Patients were treated for 48 weeks (genotype 1) or 24 weeks (genotype 2 or 3).  Patients in the treatment arms were evenly matched for gender, age, body weight, genotype, viral load and stage of liver fibrosis.  A total of 1,829 genotype 2 and 3 patients were enrolled and randomized in the study.

Investigators found that in genotype 2 and 3 patients the 24-week course of therapy was as effective as 48 weeks and better tolerated.  In the weight-based Rebetol dosing arms, the rate of sustained virologic response (SVR) [2] was 68 percent for the 24-week course compared to 60 percent for the 48-week course, with the lower percentage attributable to more missing follow-up data. 

In the 24-week arm, patients with genotype 2 had a higher SVR and lower relapse rate than those with genotype 3 (72 percent vs. 60 percent and 6 percent vs. 10 percent, respectively).  Investigators concluded that higher, weight-based doses of ribavirin appear to be necessary to achieve similar SVR rates in genotype 3 patients. 

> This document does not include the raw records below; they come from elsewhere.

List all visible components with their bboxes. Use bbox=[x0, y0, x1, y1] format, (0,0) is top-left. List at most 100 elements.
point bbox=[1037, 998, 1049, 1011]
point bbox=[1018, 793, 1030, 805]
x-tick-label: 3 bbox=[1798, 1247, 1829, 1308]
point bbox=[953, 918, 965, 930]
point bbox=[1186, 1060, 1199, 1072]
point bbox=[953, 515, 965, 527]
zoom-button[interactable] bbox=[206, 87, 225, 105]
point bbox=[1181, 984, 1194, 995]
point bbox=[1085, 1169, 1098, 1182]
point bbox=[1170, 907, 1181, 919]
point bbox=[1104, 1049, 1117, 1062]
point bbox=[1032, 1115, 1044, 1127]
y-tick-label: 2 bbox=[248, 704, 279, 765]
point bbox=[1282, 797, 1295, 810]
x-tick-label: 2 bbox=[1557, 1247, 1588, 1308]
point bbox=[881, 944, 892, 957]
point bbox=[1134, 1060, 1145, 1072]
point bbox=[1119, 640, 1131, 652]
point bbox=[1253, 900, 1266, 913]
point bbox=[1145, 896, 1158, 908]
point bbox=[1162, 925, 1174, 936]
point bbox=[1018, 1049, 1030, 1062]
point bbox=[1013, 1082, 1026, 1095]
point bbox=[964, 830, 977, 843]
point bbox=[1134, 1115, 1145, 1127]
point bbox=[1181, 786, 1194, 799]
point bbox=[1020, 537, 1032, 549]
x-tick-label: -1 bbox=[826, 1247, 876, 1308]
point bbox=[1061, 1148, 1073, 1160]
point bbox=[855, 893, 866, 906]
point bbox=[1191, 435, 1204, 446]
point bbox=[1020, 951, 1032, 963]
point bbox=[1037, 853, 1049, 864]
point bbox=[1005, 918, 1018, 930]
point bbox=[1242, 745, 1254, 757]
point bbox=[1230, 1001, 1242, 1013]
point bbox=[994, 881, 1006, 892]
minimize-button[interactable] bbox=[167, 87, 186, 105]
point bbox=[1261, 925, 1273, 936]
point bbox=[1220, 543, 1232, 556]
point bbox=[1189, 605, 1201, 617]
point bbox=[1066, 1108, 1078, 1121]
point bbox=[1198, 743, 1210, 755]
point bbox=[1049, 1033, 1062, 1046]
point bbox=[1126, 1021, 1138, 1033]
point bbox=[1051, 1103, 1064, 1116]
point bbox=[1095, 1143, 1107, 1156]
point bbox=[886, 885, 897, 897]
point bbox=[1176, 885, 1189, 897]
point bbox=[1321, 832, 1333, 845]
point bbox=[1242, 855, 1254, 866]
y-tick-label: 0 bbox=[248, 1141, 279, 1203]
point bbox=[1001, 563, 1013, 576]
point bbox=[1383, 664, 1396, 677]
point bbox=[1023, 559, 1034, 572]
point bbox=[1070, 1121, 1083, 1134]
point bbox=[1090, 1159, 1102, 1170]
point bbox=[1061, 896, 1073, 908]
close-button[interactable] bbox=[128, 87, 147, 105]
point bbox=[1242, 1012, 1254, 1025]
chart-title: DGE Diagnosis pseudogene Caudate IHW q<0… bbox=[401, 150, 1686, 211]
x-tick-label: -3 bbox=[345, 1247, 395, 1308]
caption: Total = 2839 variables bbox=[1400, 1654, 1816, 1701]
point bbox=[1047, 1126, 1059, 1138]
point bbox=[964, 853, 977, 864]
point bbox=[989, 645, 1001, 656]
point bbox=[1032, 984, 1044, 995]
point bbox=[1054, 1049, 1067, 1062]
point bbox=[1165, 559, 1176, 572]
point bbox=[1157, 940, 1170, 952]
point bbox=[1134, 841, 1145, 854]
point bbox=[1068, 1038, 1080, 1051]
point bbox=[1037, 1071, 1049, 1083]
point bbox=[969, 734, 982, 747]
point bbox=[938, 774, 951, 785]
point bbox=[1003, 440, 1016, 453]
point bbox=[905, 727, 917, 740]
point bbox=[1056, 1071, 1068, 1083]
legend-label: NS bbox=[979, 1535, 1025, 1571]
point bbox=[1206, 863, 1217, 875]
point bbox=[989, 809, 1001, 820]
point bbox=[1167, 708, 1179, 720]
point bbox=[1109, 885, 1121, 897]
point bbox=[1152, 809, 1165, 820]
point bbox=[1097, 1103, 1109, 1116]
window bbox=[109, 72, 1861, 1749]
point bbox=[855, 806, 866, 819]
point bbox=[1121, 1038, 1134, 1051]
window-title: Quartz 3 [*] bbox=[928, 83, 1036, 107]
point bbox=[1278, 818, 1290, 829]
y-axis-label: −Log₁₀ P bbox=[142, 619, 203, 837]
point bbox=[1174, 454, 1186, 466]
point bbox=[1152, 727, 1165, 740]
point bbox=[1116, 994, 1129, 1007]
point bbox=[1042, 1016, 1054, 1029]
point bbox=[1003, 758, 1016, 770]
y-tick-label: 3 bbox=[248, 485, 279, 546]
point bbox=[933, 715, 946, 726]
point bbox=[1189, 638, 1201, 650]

Multivariate analyses showed that genotype 2, less advanced fibrosis and 24 weeks of therapy were significant predictors of SVR.  Safety and rates of drug discontinuation were similar between the treatment groups.

A short-coming in conducting large community-based HCV studies such as WIN-R, as opposed to registration trials with their more intensive monitoring capabilities, is the tendency for a high rate of patients to miss their follow-up viral testing (PCR) visit 24 weeks after treatment ends due to the limited ability of many sites to conduct rigorous monitoring of patients once they have received their final treatment dose. 

In the WIN-R study overall, 13.1 percent (164/1,256) of patients in the weight-based dose group and 13.7 percent (163/1,193) of patients in the fixed-dose group who were responders at the end of treatment were lost to follow up and subsequently counted as treatment failures under a strict intent-to-treat (ITT) analysis.

WIN-R was an investigator-initiated clinical study supported by Schering-Plough Corporation and monitored by Schering-Plough Research Institute as part of a post-marketing commitment to the U.S. Food and Drug Administration (FDA).  PegIntron and Rebetol are registered trademarks of Schering-Plough.

05/02/06

Source
Cornell/Columbia Medical Centers. WIN-R Study Demonstrates Efficacy of Shorter PEG-INTRON and REBETOL Regimen in Hepatitis C Patients with Genotype 2 or 3 Virus. Press Release. April 29, 2006.

References

1.  R S Brown, I M Jacobson, N Afdahl, and others (the WIN-R Study Group). DIFFERENCES IN TREATMENT OUTCOME TO ANTIVIRAL THERAPY BASED ON GENOTYPE AND VIRAL LOAD IN HEPATITIS C GENOTYPES 2 AND 3 IN THE WIN-R TRIAL Abstract 41 (Oral). 41st EASL. April 26-29, 2006. Vienna, Austria.

2.  SVR is defined as undetectable virus (HCV RNA) levels 24 weeks after the end of treatment.